すると、菊花の迷いを見透かしたように、游泉が菊花にすっと片手を差し出した。
「視てくれないか、私の先のことを」
「え、何を……」
「菊花が私とともにこの先もあるかどうか」
息をのんだ菊花は、次の瞬間、ぷいと横を向いた。
「そういうことのためには使いません」
「どうしてだ?あちこちでさんざん、同じことをやってきたではないか」
「それとこれとは違います!」
「やっぱりこわいのか?」
「こわい……のもありますけど、それよりも、つまらないじゃないですか」
菊花の言葉に、游泉はきょとんとした。
「こういうことは、先が見えちゃったらつまらないですよ」
不敵な笑みを浮かべた菊花に、游泉は口をとがらせた。
「私としては、早めに対策を練りたいのだが」
「ご自分の力でがんばってくださいませ」
にっこりと笑みを浮かべた菊花とは対照的に、游泉は苦虫をかみつぶして飲み下したような表情を浮かべている。
「……信吾に聞いてやる」
「え!ちょっとそれは……」
「信吾なら菊花よりも力があるから、もっとずっと先まで視てくれるだろうし、人生の先輩として助言もくれるはずだ。

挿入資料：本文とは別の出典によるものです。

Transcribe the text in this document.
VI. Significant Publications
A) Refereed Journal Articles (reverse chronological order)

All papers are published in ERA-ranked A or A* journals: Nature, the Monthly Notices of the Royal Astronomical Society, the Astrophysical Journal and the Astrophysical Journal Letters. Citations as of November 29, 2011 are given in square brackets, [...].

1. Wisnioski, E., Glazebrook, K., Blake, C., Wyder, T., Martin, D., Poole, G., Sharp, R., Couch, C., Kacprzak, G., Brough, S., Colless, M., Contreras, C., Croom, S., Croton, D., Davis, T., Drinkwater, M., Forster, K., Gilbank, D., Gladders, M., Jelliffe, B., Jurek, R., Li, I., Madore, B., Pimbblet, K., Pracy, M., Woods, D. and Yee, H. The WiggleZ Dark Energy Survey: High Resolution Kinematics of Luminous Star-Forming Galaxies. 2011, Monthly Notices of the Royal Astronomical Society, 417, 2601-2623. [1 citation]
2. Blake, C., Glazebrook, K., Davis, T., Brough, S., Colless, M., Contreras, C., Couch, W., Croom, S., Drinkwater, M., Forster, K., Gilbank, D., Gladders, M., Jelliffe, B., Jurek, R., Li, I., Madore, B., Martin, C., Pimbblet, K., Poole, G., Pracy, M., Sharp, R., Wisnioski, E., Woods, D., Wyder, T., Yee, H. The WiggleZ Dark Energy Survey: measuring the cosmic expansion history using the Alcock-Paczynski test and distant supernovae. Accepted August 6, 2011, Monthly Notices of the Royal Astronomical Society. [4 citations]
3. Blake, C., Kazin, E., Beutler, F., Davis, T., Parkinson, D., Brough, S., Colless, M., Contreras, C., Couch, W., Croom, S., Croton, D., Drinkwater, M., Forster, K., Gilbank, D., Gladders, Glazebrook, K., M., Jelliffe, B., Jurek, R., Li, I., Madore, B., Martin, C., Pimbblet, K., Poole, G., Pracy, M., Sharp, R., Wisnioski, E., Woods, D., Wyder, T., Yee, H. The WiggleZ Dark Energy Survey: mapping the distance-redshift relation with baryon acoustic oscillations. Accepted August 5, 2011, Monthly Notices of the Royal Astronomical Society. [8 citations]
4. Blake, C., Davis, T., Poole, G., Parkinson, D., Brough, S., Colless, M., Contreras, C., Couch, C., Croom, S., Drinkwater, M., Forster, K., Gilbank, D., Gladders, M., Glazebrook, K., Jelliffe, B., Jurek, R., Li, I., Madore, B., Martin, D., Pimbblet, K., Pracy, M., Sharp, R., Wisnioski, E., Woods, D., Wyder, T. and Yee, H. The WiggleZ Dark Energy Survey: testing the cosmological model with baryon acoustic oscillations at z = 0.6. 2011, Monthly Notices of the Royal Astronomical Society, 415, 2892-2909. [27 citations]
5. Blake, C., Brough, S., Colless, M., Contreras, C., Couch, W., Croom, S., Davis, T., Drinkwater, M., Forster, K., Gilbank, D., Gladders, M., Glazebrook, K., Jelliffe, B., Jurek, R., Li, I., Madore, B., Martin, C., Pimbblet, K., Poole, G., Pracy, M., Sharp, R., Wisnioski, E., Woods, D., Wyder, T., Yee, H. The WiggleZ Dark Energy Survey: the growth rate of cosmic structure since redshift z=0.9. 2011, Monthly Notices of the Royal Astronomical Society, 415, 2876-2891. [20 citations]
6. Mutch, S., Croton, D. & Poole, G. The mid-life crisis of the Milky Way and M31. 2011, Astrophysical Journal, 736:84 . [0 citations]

うん、そうしよう」
大きくうなずいてずんずんと雪のなかを歩き出した游泉を、菊花はあわてて追いかけていく。
重たげに空を覆っていた雲はいつの間にか薄くなり、ところどころ雲の切れ間から青い空と、まぶしい朝の陽の光が顔を出していた。その光は雪をかぶった梅の花にふりそそぎ、きらきらとした輝きで花にさらなる美しさを添えている。